DUMBO—Curbed's favorite pie-in-the-sky idea for summer fun—+Pool, a cross-shaped contraption plunked into the East River that would filter surrounding water to make it swimmable—needs more funding to keep its feasibility studies and other plans afloat. So the team is hosting its first benefit on October 29 from 7 to 10 p.m. at Jane's Carousel. Tickets start at $200 a pop. [CurbedWire Inbox; previously]

GREENWICH VILLAGE—Today, a court ruled in favor of NYU, giving the university the green light to move forward with its $6 billion expansion plan. The opponents said they will be appealing the decision, which found that "implied" park land is not actually park land, and therefore, NYU can build on it. Now the opponents have released a statement, courtesy the Greenwich Village Society for Historic Preservation. [CurbedWire Inbox; previously]
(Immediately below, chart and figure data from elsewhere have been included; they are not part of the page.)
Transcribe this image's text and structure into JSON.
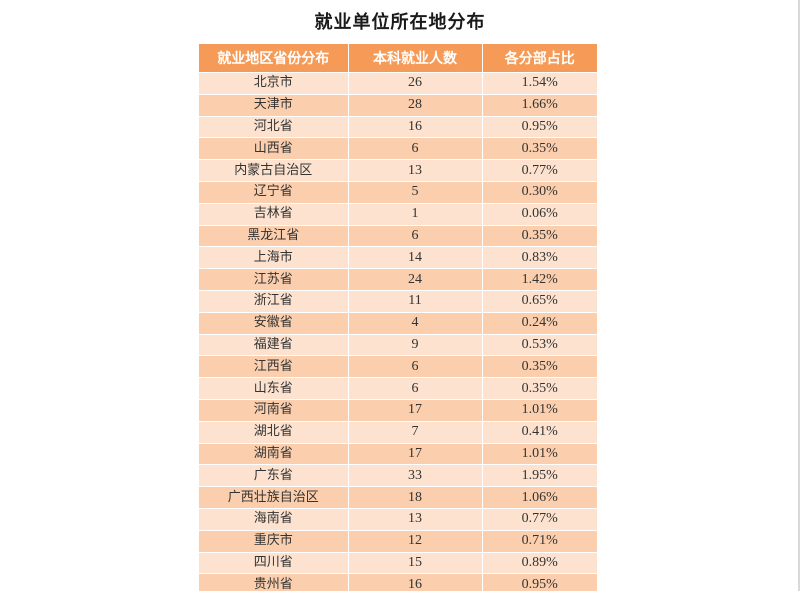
{
  "title": "就业单位所在地分布",
  "table": {
    "headers": [
      "就业地区省份分布",
      "本科就业人数",
      "各分部占比"
    ],
    "rows": [
      [
        "北京市",
        "26",
        "1.54%"
      ],
      [
        "天津市",
        "28",
        "1.66%"
      ],
      [
        "河北省",
        "16",
        "0.95%"
      ],
      [
        "山西省",
        "6",
        "0.35%"
      ],
      [
        "内蒙古自治区",
        "13",
        "0.77%"
      ],
      [
        "辽宁省",
        "5",
        "0.30%"
      ],
      [
        "吉林省",
        "1",
        "0.06%"
      ],
      [
        "黑龙江省",
        "6",
        "0.35%"
      ],
      [
        "上海市",
        "14",
        "0.83%"
      ],
      [
        "江苏省",
        "24",
        "1.42%"
      ],
      [
        "浙江省",
        "11",
        "0.65%"
      ],
      [
        "安徽省",
        "4",
        "0.24%"
      ],
      [
        "福建省",
        "9",
        "0.53%"
      ],
      [
        "江西省",
        "6",
        "0.35%"
      ],
      [
        "山东省",
        "6",
        "0.35%"
      ],
      [
        "河南省",
        "17",
        "1.01%"
      ],
      [
        "湖北省",
        "7",
        "0.41%"
      ],
      [
        "湖南省",
        "17",
        "1.01%"
      ],
      [
        "广东省",
        "33",
        "1.95%"
      ],
      [
        "广西壮族自治区",
        "18",
        "1.06%"
      ],
      [
        "海南省",
        "13",
        "0.77%"
      ],
      [
        "重庆市",
        "12",
        "0.71%"
      ],
      [
        "四川省",
        "15",
        "0.89%"
      ],
      [
        "贵州省",
        "16",
        "0.95%"
      ]
    ]
  },
  "colors": {
    "header": "#f59b57",
    "row_light": "#fde3cf",
    "row_dark": "#fbcfad"
  }
}
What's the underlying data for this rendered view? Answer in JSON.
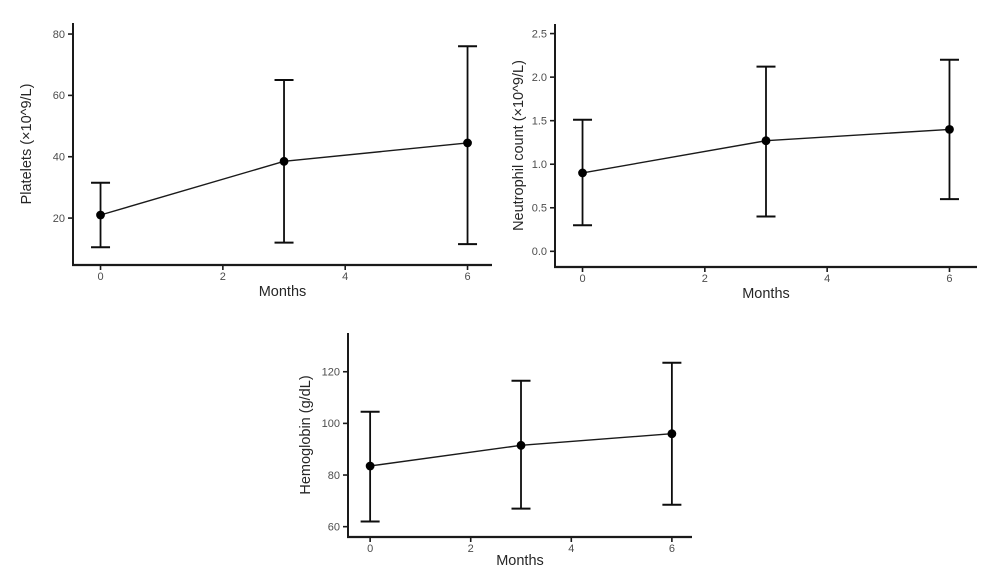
{
  "figure": {
    "background": "#ffffff",
    "description": "Three point-and-error-bar plots of blood counts over months"
  },
  "colors": {
    "line": "#1a1a1a",
    "point": "#000000",
    "error_bar": "#0d0d0d",
    "axis_line": "#1a1a1a",
    "tick_label": "#4d4d4d",
    "axis_title": "#262626",
    "background": "#ffffff"
  },
  "chart_data": [
    {
      "id": "platelets",
      "type": "line",
      "title": "",
      "xlabel": "Months",
      "ylabel": "Platelets (×10^9/L)",
      "x": [
        0,
        3,
        6
      ],
      "series": [
        {
          "name": "Platelets mean with error bars",
          "values": [
            21,
            38.5,
            44.5
          ],
          "err_low": [
            10.5,
            12,
            11.5
          ],
          "err_high": [
            31.5,
            65,
            76
          ]
        }
      ],
      "xticks": [
        "0",
        "2",
        "4",
        "6"
      ],
      "xtick_values": [
        0,
        2,
        4,
        6
      ],
      "yticks": [
        "20",
        "40",
        "60",
        "80"
      ],
      "ytick_values": [
        20,
        40,
        60,
        80
      ],
      "xlim": [
        -0.45,
        6.4
      ],
      "ylim": [
        4.7,
        83.6
      ],
      "grid": false,
      "legend": "none",
      "marker": "filled-circle",
      "error_bars": true
    },
    {
      "id": "neutrophil-count",
      "type": "line",
      "title": "",
      "xlabel": "Months",
      "ylabel": "Neutrophil count (×10^9/L)",
      "x": [
        0,
        3,
        6
      ],
      "series": [
        {
          "name": "Neutrophil count mean with error bars",
          "values": [
            0.9,
            1.27,
            1.4
          ],
          "err_low": [
            0.3,
            0.4,
            0.6
          ],
          "err_high": [
            1.51,
            2.12,
            2.2
          ]
        }
      ],
      "xticks": [
        "0",
        "2",
        "4",
        "6"
      ],
      "xtick_values": [
        0,
        2,
        4,
        6
      ],
      "yticks": [
        "0.0",
        "0.5",
        "1.0",
        "1.5",
        "2.0",
        "2.5"
      ],
      "ytick_values": [
        0,
        0.5,
        1,
        1.5,
        2,
        2.5
      ],
      "xlim": [
        -0.45,
        6.45
      ],
      "ylim": [
        -0.18,
        2.61
      ],
      "grid": false,
      "legend": "none",
      "marker": "filled-circle",
      "error_bars": true
    },
    {
      "id": "hemoglobin",
      "type": "line",
      "title": "",
      "xlabel": "Months",
      "ylabel": "Hemoglobin (g/dL)",
      "x": [
        0,
        3,
        6
      ],
      "series": [
        {
          "name": "Hemoglobin mean with error bars",
          "values": [
            83.5,
            91.5,
            96
          ],
          "err_low": [
            62,
            67,
            68.5
          ],
          "err_high": [
            104.5,
            116.5,
            123.5
          ]
        }
      ],
      "xticks": [
        "0",
        "2",
        "4",
        "6"
      ],
      "xtick_values": [
        0,
        2,
        4,
        6
      ],
      "yticks": [
        "60",
        "80",
        "100",
        "120"
      ],
      "ytick_values": [
        60,
        80,
        100,
        120
      ],
      "xlim": [
        -0.44,
        6.4
      ],
      "ylim": [
        56,
        135
      ],
      "grid": false,
      "legend": "none",
      "marker": "filled-circle",
      "error_bars": true
    }
  ]
}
We believe the First Department panel made the wrong decision today in overturning Supreme Court Justice Donna Mills' decision preserving and protecting New York City parkland, and allowing the City to give this land away to NYU for its deeply unpopular and bloated expansion plan. We will be working with our co-plaintiffs and our lawyers to appeal this wrong-headed decision as soon as possible. It's deeply ironic that this decision came down just days after it was revealed that the plan will allow space which was supposed to be allotted for a public school to be taken by NYU -- amounting to an even greater giveaway of public resources to the university as part of this development scheme. Supreme Court Justice Donna Mills was correct in identifying this much-needed public green space as parkland which cannot be alienated by the City or NYU. We continue to believe that the sanctity of this principle should be upheld, and we are confident that it will be upon appeal. Since the City Council, City Planning Commission, and Borough President first gave away public park space to NYU, and overturned long-standing deed restrictions, zoning protections, and open space preservation requirements to allow NYU to move ahead with its massive plan, we knew we were up against a lot. But I believe that in the end the best interests of the City, the Village, and even the university, as articulated by its faculty, workers, and students who oppose this plan, will prevail, and the courts will halt NYU 2031.